3. Geographic Rate Limiting

Apply different limits based on geographic region:

// Pseudocode for geo-based limiting
async function getGeoLimit(ip) {
  const geo = await geolocate(ip);

  // Apply region-specific limits
  if (geo.region === 'high_risk_region') {
    return 20; // Stricter limit
  } else {
    return 50; // Standard limit
  }
}

4. Token Bucket Algorithm

Consider implementing a token bucket algorithm for burst handling:

// Pseudocode for token bucket
const tokenBucket = new Ratelimit({
  redis,
  limiter: Ratelimit.tokenBucket(50, '50 per hour', 10), // 50 tokens refilled per hour, max 10 burst
});

Alternative Approaches

While Upstash Redis provides an excellent solution, consider these alternatives:

  1. In-Memory Rate Limiting: For simple applications, an in-memory solution might be sufficient (though it won't work across multiple instances)

  2. Database-Based Limiting: Use your existing database for rate limiting (though performance may be a concern)
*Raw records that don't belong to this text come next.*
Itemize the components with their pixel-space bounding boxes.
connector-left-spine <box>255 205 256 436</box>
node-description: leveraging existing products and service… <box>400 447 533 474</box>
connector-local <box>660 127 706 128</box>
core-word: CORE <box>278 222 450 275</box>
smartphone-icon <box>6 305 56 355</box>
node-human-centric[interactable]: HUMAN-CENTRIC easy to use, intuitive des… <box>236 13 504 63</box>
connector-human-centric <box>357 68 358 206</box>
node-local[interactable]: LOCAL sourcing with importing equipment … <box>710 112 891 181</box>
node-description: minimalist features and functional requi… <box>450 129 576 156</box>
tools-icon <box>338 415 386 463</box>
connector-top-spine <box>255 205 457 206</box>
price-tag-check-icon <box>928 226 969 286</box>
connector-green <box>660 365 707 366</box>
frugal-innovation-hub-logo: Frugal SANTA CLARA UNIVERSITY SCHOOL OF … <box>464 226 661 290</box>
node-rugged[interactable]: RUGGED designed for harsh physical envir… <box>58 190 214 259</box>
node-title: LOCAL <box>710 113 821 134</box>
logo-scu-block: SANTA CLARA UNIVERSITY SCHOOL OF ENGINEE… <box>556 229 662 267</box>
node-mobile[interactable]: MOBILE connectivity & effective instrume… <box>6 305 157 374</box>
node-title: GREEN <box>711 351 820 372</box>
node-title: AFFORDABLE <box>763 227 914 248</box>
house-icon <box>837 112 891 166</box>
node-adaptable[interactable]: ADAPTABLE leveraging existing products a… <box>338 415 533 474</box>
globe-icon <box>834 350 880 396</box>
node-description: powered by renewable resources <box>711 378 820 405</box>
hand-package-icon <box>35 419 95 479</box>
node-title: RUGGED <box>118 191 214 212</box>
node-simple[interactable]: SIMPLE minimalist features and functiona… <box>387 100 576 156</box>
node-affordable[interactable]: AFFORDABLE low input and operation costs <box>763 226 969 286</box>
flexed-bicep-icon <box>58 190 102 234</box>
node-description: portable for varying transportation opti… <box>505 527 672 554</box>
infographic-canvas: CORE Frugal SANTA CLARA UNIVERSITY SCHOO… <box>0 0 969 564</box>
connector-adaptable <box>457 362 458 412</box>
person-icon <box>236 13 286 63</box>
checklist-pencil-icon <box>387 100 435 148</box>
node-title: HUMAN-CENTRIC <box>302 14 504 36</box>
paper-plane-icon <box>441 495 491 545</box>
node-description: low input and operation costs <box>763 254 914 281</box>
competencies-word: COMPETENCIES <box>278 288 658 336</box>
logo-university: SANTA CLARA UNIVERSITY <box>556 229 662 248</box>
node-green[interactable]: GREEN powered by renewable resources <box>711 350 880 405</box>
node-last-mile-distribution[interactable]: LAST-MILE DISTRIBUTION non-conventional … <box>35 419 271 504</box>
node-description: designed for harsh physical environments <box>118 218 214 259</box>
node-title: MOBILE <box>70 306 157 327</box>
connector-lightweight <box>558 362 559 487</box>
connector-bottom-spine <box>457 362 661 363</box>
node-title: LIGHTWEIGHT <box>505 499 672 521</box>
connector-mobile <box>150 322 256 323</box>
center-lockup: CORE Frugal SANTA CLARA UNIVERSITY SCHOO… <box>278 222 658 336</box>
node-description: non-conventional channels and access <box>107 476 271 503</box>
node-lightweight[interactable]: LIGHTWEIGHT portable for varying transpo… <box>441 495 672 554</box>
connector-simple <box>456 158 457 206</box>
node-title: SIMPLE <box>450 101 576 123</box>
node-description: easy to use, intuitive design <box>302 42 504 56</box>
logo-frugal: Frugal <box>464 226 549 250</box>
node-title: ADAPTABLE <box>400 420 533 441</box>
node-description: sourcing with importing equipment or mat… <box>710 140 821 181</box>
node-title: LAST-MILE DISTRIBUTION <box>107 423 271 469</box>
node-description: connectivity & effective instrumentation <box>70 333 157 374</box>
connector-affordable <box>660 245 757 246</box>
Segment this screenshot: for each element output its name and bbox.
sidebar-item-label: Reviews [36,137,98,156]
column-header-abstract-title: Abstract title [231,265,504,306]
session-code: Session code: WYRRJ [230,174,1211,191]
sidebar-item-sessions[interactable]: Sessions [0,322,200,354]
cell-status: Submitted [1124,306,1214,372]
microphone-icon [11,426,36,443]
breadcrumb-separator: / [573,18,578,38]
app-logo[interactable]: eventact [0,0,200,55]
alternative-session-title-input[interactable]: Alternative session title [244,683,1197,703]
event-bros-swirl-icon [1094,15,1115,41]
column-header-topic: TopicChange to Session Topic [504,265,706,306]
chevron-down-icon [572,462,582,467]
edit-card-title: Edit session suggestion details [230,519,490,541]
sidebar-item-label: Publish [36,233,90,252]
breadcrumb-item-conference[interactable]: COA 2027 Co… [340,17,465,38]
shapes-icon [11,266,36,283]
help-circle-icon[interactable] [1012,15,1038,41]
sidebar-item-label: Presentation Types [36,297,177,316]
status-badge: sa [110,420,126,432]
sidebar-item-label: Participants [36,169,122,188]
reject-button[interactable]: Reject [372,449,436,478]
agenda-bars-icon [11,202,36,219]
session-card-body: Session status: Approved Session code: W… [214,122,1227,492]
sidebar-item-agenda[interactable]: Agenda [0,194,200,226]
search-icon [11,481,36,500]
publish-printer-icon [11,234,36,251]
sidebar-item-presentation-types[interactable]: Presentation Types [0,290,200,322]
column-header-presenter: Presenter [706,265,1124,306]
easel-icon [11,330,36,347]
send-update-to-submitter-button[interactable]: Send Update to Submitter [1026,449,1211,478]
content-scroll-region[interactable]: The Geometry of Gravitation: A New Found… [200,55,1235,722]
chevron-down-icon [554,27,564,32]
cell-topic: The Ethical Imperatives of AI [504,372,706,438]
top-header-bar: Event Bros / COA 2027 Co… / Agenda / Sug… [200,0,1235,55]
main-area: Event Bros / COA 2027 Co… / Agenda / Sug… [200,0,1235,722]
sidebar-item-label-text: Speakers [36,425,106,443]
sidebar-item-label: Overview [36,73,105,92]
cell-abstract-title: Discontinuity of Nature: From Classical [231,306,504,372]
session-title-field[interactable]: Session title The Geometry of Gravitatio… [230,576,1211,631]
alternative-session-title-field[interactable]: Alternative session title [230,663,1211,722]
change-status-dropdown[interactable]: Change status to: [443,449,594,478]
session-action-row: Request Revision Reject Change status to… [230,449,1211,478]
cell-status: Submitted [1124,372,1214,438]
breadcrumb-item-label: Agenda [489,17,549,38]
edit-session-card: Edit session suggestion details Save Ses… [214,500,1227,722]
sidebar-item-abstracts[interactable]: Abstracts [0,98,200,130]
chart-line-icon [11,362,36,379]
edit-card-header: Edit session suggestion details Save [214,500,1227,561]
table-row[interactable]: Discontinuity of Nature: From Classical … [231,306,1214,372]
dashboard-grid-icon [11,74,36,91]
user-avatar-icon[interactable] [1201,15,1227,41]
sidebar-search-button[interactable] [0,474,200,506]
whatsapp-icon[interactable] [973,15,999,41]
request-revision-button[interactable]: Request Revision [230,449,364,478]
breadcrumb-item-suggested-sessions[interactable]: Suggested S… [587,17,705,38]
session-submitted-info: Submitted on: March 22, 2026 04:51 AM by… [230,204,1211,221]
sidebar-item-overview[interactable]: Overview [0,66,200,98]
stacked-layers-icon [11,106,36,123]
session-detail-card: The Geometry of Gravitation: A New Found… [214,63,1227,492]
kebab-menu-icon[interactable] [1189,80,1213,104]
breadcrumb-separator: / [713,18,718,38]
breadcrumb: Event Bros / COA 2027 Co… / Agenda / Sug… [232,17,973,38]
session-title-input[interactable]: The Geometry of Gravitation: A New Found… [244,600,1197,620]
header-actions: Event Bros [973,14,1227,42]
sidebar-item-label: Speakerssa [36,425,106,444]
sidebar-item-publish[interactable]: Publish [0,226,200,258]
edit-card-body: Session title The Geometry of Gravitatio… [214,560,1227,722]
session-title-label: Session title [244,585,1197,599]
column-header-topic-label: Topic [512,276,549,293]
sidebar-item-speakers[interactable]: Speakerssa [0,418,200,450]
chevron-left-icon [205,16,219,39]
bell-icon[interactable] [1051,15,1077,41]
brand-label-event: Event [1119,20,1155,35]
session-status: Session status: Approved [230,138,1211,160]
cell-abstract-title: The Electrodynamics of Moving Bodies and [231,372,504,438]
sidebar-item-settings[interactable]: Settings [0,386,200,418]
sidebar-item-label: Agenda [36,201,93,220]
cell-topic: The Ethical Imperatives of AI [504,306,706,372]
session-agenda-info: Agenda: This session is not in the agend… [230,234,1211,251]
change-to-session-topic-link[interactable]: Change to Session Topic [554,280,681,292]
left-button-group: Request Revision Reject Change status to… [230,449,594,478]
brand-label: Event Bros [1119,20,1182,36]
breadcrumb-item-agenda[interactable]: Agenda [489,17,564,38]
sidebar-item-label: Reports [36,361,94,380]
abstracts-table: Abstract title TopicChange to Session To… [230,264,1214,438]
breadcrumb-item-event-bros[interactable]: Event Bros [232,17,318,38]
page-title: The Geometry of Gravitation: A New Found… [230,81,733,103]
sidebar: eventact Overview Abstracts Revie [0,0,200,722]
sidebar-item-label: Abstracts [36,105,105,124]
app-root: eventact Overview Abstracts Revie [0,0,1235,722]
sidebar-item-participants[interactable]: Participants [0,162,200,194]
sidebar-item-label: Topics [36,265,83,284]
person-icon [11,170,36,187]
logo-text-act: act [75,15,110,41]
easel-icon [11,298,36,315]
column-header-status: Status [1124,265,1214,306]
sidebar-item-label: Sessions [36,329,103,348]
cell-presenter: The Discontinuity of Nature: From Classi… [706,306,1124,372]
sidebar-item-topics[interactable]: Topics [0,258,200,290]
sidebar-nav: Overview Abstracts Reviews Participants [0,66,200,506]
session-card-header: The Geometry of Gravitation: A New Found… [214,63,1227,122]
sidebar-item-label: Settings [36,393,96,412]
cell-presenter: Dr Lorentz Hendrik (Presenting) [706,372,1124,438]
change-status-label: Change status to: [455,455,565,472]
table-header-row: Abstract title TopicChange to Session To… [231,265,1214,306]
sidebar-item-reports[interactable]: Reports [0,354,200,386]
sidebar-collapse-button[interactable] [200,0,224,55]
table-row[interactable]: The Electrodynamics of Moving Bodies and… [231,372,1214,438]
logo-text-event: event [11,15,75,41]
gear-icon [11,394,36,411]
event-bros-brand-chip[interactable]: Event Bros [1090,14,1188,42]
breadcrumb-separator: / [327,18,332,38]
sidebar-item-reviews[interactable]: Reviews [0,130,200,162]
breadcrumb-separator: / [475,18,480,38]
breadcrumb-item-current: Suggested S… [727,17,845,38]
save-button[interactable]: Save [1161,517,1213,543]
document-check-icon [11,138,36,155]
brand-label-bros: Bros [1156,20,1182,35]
  3. API Gateway Limiting: Many API gateways (like AWS API Gateway or Nginx) provide built-in rate limiting

  4. Specialized Services: Services like Cloudflare or Fastly offer advanced rate limiting as part of their edge networks

Best Practices for Implementation

  1. Fail Open for Errors: Rate limiting should not break your application if Redis is unavailable

  2. Clear User Feedback: Provide helpful error messages with reset times

  3. Monitoring and Alerts: Set up alerts for unusual rate limit patterns that might indicate attacks

  4. Regular Auditing: Review and adjust limits based on actual usage patterns

  5. Graduated Response: Implement a system of escalating restrictions rather than immediate hard blocking

Conclusion

Enhanced rate limiting with IP protection and warning tracking provides a robust defense against various forms of abuse. By implementing this system, you can:

  • Protect your AI application from excessive usage
  • Limit the impact of problematic users
  • Control costs for external API calls
  • Ensure fair resource allocation for all users

In our next article, we'll explore another critical preflight check: user-based rate limiting that tracks and restricts usage on a per-user basis.

Remember that rate limiting is just one part of a comprehensive security strategy, but it's an essential component for any production AI application.